Jugements portés sur le texte

       Le Discours paraît avoir capté l'attention du public dans les dernières années du règne de François 1er puisqu'il fut publié trois fois entre 1542 et 1547. Ce fait à lui seul permet déjà de dire que l'ouvrage répondait à ce que les imprimeurs et le public d'alors attendaient d'oeuvres en "langue vulgaire". Il n'est que de se reporter à la préface de la première édition pour mieux comprendre selon quels critères ces ouvrages étaient jugés. Ainsi, l'imprimeur lyonnais Pierre de Tours souligne que le Discours n'est pas une traduction du latin ou du grec mais, chose nouvelle alors, une description originale, en français et en vers, de la Grèce et de l'Asie mineure; il met en avant la clarté et la simplicité "modernes" de la langue, qu'il oppose au style latinisant, barbare et "contraint" d'autres auteurs (qu'il ne nomme pas); il note l'effort qui a été fait pour procurer au lecteur une connaissance générale des événements majeurs qui ont marqué cette partie du monde non seulement dans l'antiquité, mais aussi au Moyen Age et jusqu'à la période contemporaine. De Tours remarque aussi que La Borderie a désigné les lieux selon leur double nom "moderne", adjectif signifiant ici "contemporain", et classique. On peut ajouter que l'auteur explique souvent l'étymologie des toponymes. En effet, les noms de lieux avaient été tellement transformés d'abord sous l'empire byzantin, puis à la suite de la conquête turque, que le lecteur ordinaire ou même ceux qui connaissaient la Grèce par les ouvrages antiques ne pouvaient en identifier les régions et les villes à partir des appellations "modernes", c'est-à-dire byzantines ou turques.

      Ces quelques points relevés dans la préface permettront de situer le Discours dans le contexte de l'illustration de la langue française. Cette question a été à l'ordre du jour pendant toute la première moitié du XVIe siècle et surtout au cours du règne de François 1er. Et, en effet, ce qui anime Pierre de Tours, c'est bien le désir de procurer au public des ouvrages instructifs et divertissants qui "enrichissent" et "ennoblissent" la langue française.

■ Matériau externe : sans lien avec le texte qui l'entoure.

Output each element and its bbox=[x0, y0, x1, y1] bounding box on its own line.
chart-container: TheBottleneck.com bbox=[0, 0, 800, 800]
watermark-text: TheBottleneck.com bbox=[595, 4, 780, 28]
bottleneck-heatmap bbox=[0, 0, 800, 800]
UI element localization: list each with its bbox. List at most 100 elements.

La perspective était alors plus scientifique que littéraire - il s'agissait de composer des ouvrages didactiques ou savants en langue française - , mais la finalité était déjà celle de La Deffence et Illustration de la langue françoyse (1549): hausser la langue vulgaire au rang de langue savante en traitant de sujets scientifiques ou philosophiques.

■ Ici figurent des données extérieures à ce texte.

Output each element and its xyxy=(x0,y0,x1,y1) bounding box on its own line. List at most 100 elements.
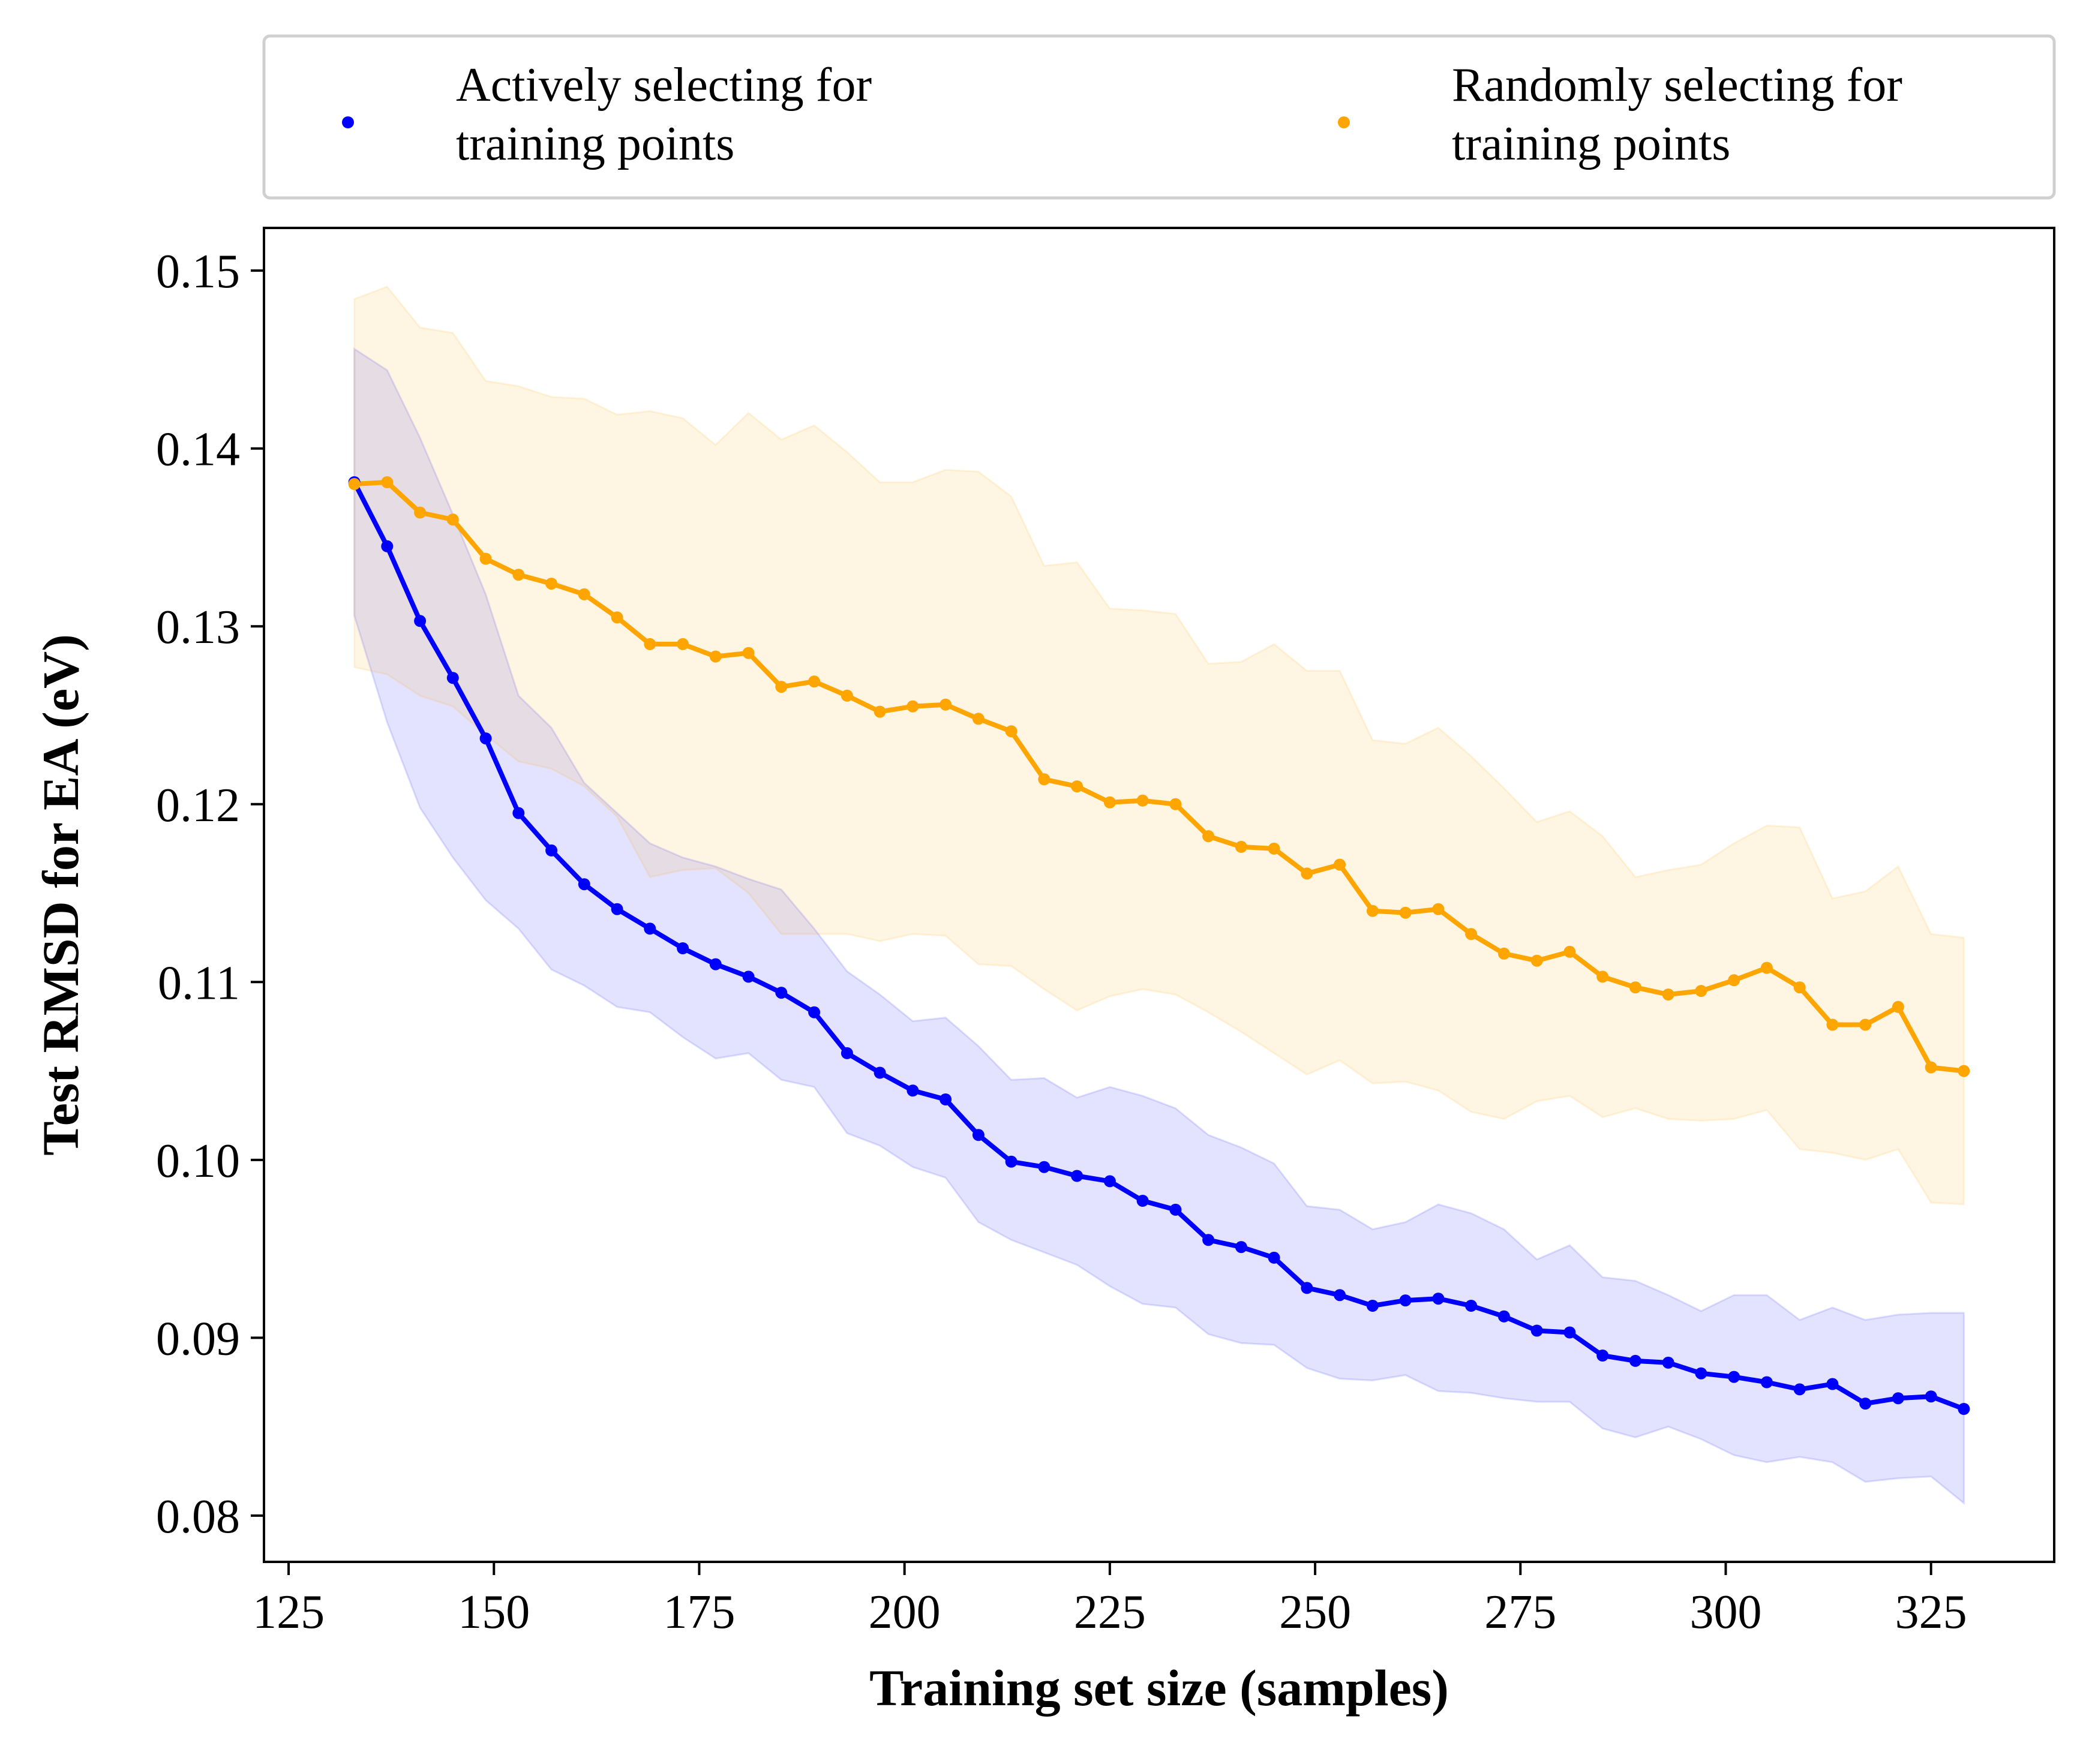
y-tick-label: 0.15 xyxy=(156,245,240,298)
point-random xyxy=(1136,794,1149,807)
point-active xyxy=(1366,1300,1379,1312)
point-random xyxy=(1925,1061,1937,1074)
point-random xyxy=(1629,981,1641,994)
y-axis-ticks: 0.08 0.09 0.10 0.11 0.12 0.13 0.14 0.15 xyxy=(156,245,264,1543)
point-active xyxy=(1465,1300,1478,1312)
point-active xyxy=(841,1047,853,1059)
point-active xyxy=(611,903,623,915)
series-points xyxy=(348,476,1970,1415)
y-tick-label: 0.13 xyxy=(156,601,240,654)
point-active xyxy=(1925,1390,1937,1403)
point-active xyxy=(1826,1378,1839,1390)
point-random xyxy=(1465,928,1478,940)
point-random xyxy=(775,681,788,693)
legend-label-active-line1: Actively selecting for xyxy=(456,59,872,112)
point-random xyxy=(381,476,394,488)
point-active xyxy=(512,807,525,819)
point-random xyxy=(677,638,689,650)
point-active xyxy=(1859,1398,1872,1410)
point-random xyxy=(1005,725,1018,738)
point-active xyxy=(940,1093,952,1105)
point-random xyxy=(972,713,985,725)
point-random xyxy=(1859,1018,1872,1031)
point-random xyxy=(1728,974,1740,987)
point-active xyxy=(1005,1155,1018,1168)
point-active xyxy=(808,1006,821,1018)
point-random xyxy=(742,647,755,659)
point-active xyxy=(972,1129,985,1141)
point-random xyxy=(709,650,722,663)
point-active xyxy=(742,970,755,983)
point-random xyxy=(1958,1065,1970,1077)
point-random xyxy=(940,698,952,711)
point-active xyxy=(1793,1383,1806,1396)
point-random xyxy=(1202,830,1215,843)
point-random xyxy=(1103,796,1116,809)
point-random xyxy=(1399,906,1412,919)
legend-marker-random xyxy=(1338,116,1350,128)
x-tick-label: 300 xyxy=(1689,1586,1761,1639)
point-active xyxy=(381,540,394,552)
point-active xyxy=(1958,1403,1970,1415)
point-random xyxy=(841,689,853,702)
point-active xyxy=(1596,1350,1609,1362)
point-active xyxy=(1760,1376,1773,1389)
y-axis-title: Test RMSD for EA (eV) xyxy=(32,634,89,1156)
legend-label-active-line2: training points xyxy=(456,118,734,170)
point-active xyxy=(1662,1356,1674,1369)
point-random xyxy=(1366,904,1379,917)
point-random xyxy=(874,705,886,718)
point-random xyxy=(1038,773,1050,786)
point-random xyxy=(1662,988,1674,1001)
point-random xyxy=(1268,842,1280,855)
point-active xyxy=(479,732,492,745)
x-tick-label: 175 xyxy=(663,1586,735,1639)
x-tick-label: 200 xyxy=(869,1586,941,1639)
y-tick-label: 0.11 xyxy=(158,957,240,1009)
point-active xyxy=(1136,1195,1149,1207)
point-random xyxy=(1793,981,1806,994)
point-active xyxy=(1497,1310,1510,1323)
point-random xyxy=(644,638,656,650)
point-random xyxy=(1563,945,1576,958)
x-axis-ticks: 125 150 175 200 225 250 275 300 325 xyxy=(253,1562,1967,1639)
point-random xyxy=(1235,840,1247,853)
point-random xyxy=(1760,961,1773,974)
point-active xyxy=(1268,1251,1280,1264)
y-tick-label: 0.14 xyxy=(156,423,240,476)
point-active xyxy=(1235,1241,1247,1254)
point-random xyxy=(446,513,459,526)
legend: Actively selecting for training points R… xyxy=(262,34,2056,200)
point-active xyxy=(545,844,558,857)
point-random xyxy=(578,588,590,600)
point-active xyxy=(1530,1324,1543,1337)
point-active xyxy=(644,922,656,935)
y-tick-label: 0.12 xyxy=(156,779,240,832)
point-active xyxy=(446,672,459,684)
point-random xyxy=(348,478,361,490)
point-active xyxy=(1038,1161,1050,1173)
point-random xyxy=(1071,780,1083,793)
point-active xyxy=(1169,1203,1182,1216)
point-random xyxy=(1826,1018,1839,1031)
point-random xyxy=(1301,867,1313,880)
point-active xyxy=(1695,1367,1707,1380)
point-random xyxy=(1432,903,1445,915)
point-random xyxy=(1596,970,1609,983)
point-active xyxy=(1563,1326,1576,1339)
legend-label-random-line1: Randomly selecting for xyxy=(1452,59,1902,112)
point-random xyxy=(611,611,623,624)
plot-frame xyxy=(263,227,2055,1563)
point-random xyxy=(1530,954,1543,967)
point-active xyxy=(1892,1392,1904,1405)
point-random xyxy=(1695,985,1707,997)
point-active xyxy=(1301,1282,1313,1294)
point-active xyxy=(1399,1294,1412,1307)
x-tick-label: 325 xyxy=(1895,1586,1967,1639)
point-active xyxy=(1432,1293,1445,1305)
point-active xyxy=(1629,1354,1641,1367)
point-random xyxy=(1892,1000,1904,1013)
legend-box xyxy=(262,34,2056,200)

       Les critiques se sont toutefois montrés d'une grande sévérité à l'égard de La Borderie qui a fait les frais d'une certaine politique des "grands auteurs". Abel Lefranc retrouvait dans L'Amie de court toutes les médiocrités de l'école poétique d'avant la Pléiade, "sans aucune des qualités qui avaient rendu celle-ci supportable". Autrement dit, comme La Borderie n'égalait pas Marot, sa poésie n'avait aucune valeur. Bourrilly n'est pas plus généreux, attribuant tout au plus au Discours un intérêt "documentaire et historique" (Bourrilly 1911, p.219, note 1).